Conseil d’administration numérique ou conseil d’administration 4.0

L’intelligence artificielle (IA) a cessé depuis longtemps d’être un simple succès au box-office des films de science-fiction, mais elle est aussi un mot à la mode dans la réalité. L’utilisation de l’IA dans le cadre des conseils d’administration numériques est également de plus en plus discutée. Une proposition qui doit être considérée d’un point de vue économique, juridique et éthique.

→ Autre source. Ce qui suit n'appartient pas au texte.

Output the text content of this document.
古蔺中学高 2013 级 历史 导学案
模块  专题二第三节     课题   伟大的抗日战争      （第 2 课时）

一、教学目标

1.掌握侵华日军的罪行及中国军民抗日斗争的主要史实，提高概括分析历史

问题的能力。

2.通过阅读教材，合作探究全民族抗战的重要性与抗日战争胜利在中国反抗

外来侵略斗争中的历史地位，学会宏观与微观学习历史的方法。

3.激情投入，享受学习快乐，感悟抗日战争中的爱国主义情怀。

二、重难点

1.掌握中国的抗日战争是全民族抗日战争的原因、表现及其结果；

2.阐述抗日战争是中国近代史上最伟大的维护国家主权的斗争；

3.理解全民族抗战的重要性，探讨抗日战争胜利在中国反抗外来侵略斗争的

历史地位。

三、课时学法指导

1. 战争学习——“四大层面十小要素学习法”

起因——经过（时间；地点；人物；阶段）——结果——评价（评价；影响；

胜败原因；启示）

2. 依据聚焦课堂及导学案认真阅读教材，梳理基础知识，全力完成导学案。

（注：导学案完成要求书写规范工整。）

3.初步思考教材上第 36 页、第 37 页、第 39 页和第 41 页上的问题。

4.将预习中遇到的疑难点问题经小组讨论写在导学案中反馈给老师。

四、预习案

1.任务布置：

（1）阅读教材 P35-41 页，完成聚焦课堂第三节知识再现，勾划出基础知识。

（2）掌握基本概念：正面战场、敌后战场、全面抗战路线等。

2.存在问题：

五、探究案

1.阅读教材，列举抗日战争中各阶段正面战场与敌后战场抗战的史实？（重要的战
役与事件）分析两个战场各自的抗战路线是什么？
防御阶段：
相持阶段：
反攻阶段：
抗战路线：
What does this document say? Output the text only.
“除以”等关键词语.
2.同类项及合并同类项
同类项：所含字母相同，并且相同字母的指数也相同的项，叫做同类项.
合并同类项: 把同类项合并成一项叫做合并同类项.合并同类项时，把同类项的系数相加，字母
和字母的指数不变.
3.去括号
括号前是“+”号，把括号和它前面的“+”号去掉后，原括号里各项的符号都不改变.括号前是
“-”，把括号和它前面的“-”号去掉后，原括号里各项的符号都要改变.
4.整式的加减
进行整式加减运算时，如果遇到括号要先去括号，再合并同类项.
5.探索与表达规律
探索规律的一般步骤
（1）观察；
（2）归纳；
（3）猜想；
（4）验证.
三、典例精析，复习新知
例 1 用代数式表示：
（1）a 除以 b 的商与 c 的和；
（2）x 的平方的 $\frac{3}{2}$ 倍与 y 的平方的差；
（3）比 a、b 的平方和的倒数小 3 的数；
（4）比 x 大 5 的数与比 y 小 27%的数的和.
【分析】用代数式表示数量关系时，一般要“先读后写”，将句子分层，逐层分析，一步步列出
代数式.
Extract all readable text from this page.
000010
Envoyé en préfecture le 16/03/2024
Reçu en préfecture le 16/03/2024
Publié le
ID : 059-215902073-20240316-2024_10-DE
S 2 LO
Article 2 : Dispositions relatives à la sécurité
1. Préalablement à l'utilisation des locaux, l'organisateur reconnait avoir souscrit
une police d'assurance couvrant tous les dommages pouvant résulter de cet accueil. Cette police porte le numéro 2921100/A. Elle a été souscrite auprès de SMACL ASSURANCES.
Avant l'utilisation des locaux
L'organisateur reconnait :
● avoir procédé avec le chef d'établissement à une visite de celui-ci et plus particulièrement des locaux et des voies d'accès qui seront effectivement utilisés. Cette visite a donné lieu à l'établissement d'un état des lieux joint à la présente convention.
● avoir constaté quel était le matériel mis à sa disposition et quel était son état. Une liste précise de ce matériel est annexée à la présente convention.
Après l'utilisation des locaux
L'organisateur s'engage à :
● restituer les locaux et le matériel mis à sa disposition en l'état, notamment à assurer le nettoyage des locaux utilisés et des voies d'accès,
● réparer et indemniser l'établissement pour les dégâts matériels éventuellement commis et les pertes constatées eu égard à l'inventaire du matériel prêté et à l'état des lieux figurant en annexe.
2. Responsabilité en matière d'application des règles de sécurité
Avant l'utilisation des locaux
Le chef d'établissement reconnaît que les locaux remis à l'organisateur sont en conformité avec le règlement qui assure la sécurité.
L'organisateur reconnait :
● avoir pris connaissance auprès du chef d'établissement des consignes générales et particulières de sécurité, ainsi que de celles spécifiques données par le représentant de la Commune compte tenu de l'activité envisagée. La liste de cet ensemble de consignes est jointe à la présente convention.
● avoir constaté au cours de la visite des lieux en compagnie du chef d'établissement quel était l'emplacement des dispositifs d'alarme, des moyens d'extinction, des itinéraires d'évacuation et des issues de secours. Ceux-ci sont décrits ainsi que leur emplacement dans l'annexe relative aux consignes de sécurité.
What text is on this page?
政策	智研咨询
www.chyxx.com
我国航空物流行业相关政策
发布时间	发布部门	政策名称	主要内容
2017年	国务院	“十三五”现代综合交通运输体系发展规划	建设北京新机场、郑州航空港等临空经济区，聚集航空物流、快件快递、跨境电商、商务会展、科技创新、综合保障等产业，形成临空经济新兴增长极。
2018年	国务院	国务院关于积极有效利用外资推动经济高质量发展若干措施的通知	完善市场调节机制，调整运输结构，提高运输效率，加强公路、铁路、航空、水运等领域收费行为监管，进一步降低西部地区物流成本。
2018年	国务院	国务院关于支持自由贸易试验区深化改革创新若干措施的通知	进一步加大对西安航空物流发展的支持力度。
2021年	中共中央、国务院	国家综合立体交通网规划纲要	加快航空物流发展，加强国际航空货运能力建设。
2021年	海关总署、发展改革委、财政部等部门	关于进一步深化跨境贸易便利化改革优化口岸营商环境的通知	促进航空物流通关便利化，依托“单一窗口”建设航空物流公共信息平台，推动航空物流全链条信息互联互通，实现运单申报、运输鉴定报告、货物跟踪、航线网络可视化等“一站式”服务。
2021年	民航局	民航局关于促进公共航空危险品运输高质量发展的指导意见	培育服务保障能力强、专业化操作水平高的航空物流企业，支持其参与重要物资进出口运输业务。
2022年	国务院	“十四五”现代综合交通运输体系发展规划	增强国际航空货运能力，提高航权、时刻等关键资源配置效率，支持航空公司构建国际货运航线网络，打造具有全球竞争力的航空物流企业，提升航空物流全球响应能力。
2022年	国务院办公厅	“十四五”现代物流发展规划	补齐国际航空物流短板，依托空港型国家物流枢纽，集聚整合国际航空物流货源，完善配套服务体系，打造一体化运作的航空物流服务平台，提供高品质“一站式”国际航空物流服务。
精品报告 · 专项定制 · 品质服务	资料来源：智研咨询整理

Conseils d’administration numériques

Récemment, l’utilisation de l’intelligence artificielle (IA) dans les conseils d’administration a également fait l’objet d’un nombre croissant de discussions sous les mots clés « Digital Board of Directors » ou « Digital Board Member » ou « Board of Directors 4.0 ». Une première tentative avec un « conseil d’administration numérique » a déjà commencé en 2014 lorsqu’une société de capital-risque de Hong Kong a déclaré avoir nommé KI VITAL (Validating Investment Tool for Advancing Sciences) comme membre du conseil. Bien qu’il se soit avéré par la suite que toute l’action était avant tout un coup de publicité et que VITAL n’avait qu’un statut d’observateur et aucun pouvoir de décision, elle a soulevé la question de savoir si les conseils d’administration numériques sont un scénario futur réaliste ou s’ils pourraient même remplacer des personnes.

Économiquement raisonnable ?

La question de savoir s’il est judicieux ou non d’élire une IA comme membre d’un conseil d’administration dépend en grande partie du modèle économique de l’entreprise. Pour les activités qui requièrent un degré élevé de rationalité et une prise de décision basée sur des données, l’utilisation de l’IA est tout à fait réaliste et peut également avoir un sens dans certaines circonstances. Après tout, l’utilisation d’algorithmes peut réduire la probabilité d’erreurs dans de nombreux domaines. Cependant, dans les secteurs où le contact humain est crucial pour le succès et où des considérations fondées sur les valeurs humaines fondamentales sont nécessaires, le recours à des conseils d’administration numériques est moins probable.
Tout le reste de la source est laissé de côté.